There was also Italian writer-director Alice Rohrwacher who had won the Grand Prix for The Wonders in 2014 at Cannes, and French filmmaker Robin Campillo whose 120 BPM wowed Cannes in 2017 and took the Grand Prix.
Then there was the critically-acclaimed writer-director of independent cinema from the US, Kelly Reichardt, graphic novelist and filmmaker Enki Bilal, actress Maimouna N’Diaye from Burkina Faso, and the giggly American actress Elle Fanning, referred to as the jury’s “teen spirit” because she had starred in Inarritu’s Babel in 2006 when she was eight years old.
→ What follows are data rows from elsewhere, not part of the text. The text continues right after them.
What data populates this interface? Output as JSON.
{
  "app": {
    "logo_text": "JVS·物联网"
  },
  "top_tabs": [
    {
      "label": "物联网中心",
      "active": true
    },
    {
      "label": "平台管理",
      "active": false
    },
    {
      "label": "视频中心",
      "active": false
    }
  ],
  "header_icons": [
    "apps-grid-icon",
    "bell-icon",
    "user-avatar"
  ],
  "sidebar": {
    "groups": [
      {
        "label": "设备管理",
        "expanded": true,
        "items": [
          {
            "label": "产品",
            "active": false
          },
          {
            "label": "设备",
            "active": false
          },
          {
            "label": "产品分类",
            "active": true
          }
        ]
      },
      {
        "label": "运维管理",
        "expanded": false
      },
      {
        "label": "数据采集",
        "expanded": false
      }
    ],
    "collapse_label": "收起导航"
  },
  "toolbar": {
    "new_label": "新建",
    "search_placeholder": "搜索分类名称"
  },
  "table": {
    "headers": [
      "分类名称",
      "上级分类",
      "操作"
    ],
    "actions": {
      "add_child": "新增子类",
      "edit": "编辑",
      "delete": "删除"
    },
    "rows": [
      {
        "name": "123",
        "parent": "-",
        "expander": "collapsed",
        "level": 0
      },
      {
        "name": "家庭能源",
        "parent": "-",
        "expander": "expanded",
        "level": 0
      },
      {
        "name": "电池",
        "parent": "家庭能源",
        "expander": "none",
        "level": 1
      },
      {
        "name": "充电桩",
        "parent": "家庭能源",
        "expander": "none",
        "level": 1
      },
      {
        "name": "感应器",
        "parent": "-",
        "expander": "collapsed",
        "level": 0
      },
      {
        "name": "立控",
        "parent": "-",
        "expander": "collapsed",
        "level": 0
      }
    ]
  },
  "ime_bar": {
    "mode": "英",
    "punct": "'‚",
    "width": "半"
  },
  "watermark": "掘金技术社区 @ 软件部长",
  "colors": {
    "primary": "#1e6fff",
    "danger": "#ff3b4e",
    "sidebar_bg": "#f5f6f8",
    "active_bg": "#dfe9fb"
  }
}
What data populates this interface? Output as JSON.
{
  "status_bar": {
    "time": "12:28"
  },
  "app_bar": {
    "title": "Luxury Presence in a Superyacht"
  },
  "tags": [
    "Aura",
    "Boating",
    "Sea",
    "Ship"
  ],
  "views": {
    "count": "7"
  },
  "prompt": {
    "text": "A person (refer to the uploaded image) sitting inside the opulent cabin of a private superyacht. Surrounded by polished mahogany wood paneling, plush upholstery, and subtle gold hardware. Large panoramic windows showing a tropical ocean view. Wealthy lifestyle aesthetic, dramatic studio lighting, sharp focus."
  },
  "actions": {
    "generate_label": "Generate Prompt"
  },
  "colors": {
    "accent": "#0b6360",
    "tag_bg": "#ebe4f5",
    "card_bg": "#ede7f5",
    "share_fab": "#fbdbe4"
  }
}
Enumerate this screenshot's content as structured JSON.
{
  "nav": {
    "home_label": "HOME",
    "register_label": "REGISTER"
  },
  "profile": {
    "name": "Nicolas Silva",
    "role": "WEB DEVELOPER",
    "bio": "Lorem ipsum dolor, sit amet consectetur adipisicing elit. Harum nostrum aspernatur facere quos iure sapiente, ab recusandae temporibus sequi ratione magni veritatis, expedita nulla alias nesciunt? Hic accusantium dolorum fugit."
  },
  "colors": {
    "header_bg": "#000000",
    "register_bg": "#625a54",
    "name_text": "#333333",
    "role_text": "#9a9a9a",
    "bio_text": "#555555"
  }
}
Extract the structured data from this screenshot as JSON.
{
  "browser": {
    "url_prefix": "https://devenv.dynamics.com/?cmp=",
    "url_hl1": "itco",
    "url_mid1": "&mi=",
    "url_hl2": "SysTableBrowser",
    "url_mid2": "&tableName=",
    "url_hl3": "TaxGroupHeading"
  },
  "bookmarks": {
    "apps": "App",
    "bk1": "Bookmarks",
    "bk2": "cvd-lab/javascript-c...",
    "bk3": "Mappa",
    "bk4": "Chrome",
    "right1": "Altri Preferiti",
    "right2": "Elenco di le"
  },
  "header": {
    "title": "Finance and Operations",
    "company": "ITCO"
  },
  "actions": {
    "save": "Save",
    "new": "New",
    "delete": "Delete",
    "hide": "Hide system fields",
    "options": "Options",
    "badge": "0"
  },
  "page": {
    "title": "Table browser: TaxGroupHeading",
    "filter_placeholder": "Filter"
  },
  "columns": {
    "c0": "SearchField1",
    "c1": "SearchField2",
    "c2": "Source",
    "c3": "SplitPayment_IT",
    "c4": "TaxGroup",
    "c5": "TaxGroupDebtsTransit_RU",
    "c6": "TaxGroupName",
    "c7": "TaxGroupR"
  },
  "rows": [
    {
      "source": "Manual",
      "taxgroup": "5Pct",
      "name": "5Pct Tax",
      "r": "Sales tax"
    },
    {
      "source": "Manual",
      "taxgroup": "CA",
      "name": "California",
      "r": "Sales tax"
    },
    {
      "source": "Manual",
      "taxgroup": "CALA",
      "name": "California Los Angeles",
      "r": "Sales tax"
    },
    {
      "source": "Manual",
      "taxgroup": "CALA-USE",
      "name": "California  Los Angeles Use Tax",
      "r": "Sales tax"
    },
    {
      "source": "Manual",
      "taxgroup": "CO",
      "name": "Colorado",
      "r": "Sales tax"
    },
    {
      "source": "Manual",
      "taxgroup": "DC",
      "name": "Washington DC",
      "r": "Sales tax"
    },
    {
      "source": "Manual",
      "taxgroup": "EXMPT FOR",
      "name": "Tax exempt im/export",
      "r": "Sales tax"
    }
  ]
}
Apart from Inarritu talking about the significance of films in a world where governments are increasingly writing fiction and making people believe in it, it was the dullest press conference I have been to in years.
Most questions were for Inarritu, and when a few other jury members spoke, they either said very little or kept parroting the festival’s line about gender equality in the films and the jury.
Everyone was honoured and excited to be on the jury and was looking forward to the watching movies.
Given the jetlag that most journalists in the room were fighting, that one hour could have happily been spent in snooze mode.
Our very own Oscar pride, music director, composer, singer A.R. Rahman is in Cannes to announce and publicise his daring new venture — a virtual reality (VR) film titled, Scent of a Song, or Le Musk. He has co-written the film, directed it, and of course composed its music.
The film, which Rahman said has overshot its budget by 30 per cent, is a murder mystery set around a Romeo-Juliet romance. It stars Nora Arnezeder, Guy Burnet, Munirih Grace and Mariam Zohrabyan and has been shot in Rome.
After talk that involved geeky jargon about 8k quality video and Jaunt One cameras, Rahman asked the audience to sample the “immersive experience”. A queue formed quickly outside a small room where three red-velvet pods swivelled.
It was my first brush with virtual reality, which requires sinking into a single-seater pod wearing heavy glasses and headset and then, slowly, revolving.
The characters stared right at me and spoke directly to me, fostering a kind of intimacy that I wasn’t ready for. The experience was immersive, yes, but also rather troubling and addictive.
As a format, virtual reality is designed to pay attention to the viewer, offering a rather a personalised experience. And despite the obvious fakeness of the characters — characters had doll-like plastic smoothness to their faces and feather-light movements — VR clearly lends themselves beautifully to pornographic experience in the way characters approach, talk and insist on intimacy.
But Le Musk is clean, kosher, and its American and European release is scheduled for later this year. Its scheduled to release in India by the yearend.
The film, which is about 70 minutes long, smells. Rahmen said it has six different scents, including one of his favourite — sandalwood. It’s been 24 hours, and I can still feel the sandalwood it in my nostrils.